New Zealand Kindergartens Incorporated Te Pūtahi Kura Puhou o Aotearoa (NZK)
is the umbrella organisation representing twenty five regional kindergarten associations nation-wide.
Regional kindergarten associations
NZK member associations are community based, not-for-profit organisations. They are responsible for over 445 kindergartens, employing some 1,900 qualified and registered teachers and over 600 support staff. NZK kindergartens provide quality early childhood education for around 25,000 children and support for their families and whānau. Associations are incorporated societies each with a governance board comprising members of the local kindergarten and/or wider communities. They are regionally based independent entities, and are managed by a general manager or executive officer. NZK member associations range in size from a one-kindergarten association to an association managing 85 kindergartens. A number of associations support stand-alone early childhood education services contracting administrative, personnel, property and professional services.
While kindergarten predominantly caters for children between the ages of three and five years, increasing numbers of kindergartens are taking children from a younger age. Kindergarten comprises 15 percent of all ECE services in New Zealand and caters for 17 percent of all children enrolled. Seventeen percent of Māori children and 19 percent of Pasifika children attending ECE attend kindergarten. Nearly one-third of all four year olds in ECE are enrolled in kindergarten.
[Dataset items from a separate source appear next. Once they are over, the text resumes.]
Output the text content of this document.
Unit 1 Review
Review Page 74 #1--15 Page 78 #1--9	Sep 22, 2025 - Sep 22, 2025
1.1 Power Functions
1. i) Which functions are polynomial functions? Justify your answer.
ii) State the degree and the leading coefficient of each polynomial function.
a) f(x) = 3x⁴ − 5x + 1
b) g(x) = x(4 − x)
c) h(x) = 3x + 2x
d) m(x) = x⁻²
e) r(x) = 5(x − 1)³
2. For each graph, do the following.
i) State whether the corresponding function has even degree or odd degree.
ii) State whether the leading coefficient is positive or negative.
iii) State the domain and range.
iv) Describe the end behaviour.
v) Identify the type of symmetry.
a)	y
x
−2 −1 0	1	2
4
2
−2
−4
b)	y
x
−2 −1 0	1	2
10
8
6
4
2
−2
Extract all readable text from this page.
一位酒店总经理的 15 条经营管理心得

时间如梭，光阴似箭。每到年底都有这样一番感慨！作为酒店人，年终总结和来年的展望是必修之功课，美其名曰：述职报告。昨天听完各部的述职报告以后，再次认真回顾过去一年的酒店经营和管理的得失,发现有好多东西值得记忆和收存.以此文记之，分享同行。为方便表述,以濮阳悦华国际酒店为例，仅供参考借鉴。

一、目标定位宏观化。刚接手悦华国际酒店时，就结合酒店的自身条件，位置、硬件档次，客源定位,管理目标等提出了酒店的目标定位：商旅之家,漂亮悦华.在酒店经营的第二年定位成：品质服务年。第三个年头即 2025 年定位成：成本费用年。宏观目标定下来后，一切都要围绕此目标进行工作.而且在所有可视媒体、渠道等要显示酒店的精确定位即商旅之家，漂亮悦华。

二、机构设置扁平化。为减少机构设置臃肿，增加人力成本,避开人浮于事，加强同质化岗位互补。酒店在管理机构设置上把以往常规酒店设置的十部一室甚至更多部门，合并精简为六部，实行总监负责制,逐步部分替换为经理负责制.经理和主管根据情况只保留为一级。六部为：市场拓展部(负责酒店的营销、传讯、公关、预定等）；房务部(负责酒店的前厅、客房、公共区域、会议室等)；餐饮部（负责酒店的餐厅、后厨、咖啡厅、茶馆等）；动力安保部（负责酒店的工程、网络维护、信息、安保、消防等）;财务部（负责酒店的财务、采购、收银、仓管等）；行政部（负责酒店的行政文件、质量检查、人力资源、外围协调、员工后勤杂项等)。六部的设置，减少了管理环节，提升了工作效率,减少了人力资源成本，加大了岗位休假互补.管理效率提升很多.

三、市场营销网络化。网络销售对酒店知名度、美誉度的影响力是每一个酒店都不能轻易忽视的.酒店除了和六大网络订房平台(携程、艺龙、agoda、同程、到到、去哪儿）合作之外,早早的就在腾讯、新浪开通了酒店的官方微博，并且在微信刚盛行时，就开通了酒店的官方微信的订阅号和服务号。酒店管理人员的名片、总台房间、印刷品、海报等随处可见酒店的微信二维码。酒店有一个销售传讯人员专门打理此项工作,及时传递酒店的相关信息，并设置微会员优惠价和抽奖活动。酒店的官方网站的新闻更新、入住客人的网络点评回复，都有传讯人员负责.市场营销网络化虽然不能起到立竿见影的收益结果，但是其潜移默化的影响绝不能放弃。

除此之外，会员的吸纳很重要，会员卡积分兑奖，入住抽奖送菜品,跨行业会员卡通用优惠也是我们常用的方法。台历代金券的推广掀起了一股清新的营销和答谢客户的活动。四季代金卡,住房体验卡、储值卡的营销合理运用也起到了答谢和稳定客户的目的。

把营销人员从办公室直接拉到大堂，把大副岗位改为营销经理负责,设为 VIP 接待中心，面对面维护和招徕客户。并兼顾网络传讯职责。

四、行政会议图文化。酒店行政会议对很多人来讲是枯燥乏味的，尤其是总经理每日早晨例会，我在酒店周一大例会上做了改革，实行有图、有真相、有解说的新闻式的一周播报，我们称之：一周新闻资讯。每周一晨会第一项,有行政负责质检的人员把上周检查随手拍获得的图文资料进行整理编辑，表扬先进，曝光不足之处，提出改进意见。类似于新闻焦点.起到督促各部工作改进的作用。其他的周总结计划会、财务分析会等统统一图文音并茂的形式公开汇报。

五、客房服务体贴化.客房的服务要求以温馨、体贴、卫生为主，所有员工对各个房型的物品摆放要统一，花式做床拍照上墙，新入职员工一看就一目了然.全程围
Most kindergartens have shifted from the traditional sessional model to offer longer sessions each day, with the majority operating school days. Many offer families the choice for children to attend part or all of the longer session, staying over the lunch period. Some associations provide home-based services, operate full-day education and care centres, and one offers a mobile kindergarten service.
All kindergartens offer ‘20 hours free’ early childhood education from three years old to when children enter school. Sometimes, parents and caregivers may pay a donation, fee or a small optional charge to meet costs over and above those covered in the 20 hours. For some families, a Work and Income subsidy is available to support children attending an early childhood education programme.
Rules and regulations
All kindergartens are licensed by the Ministry of Education and must comply with the Early Childhood Education Regulations The regulations set minimum requirements such as for staff:child ratios, curriculum standards, and health and safety practices, which kindergartens must meet in order to maintain their license to operate. The Education Review Office
(ERO) is responsible for checking that associations and kindergartens have the policies and practices in place to ensure the regulations are being met. ERO reviews kindergartens on a regular cycle, the same as schools, and reports on each review. Kindergarten reviews are on ERO’s website. ERO publishes national reports on different topics including all aspects of curriculum which can also be found on their website.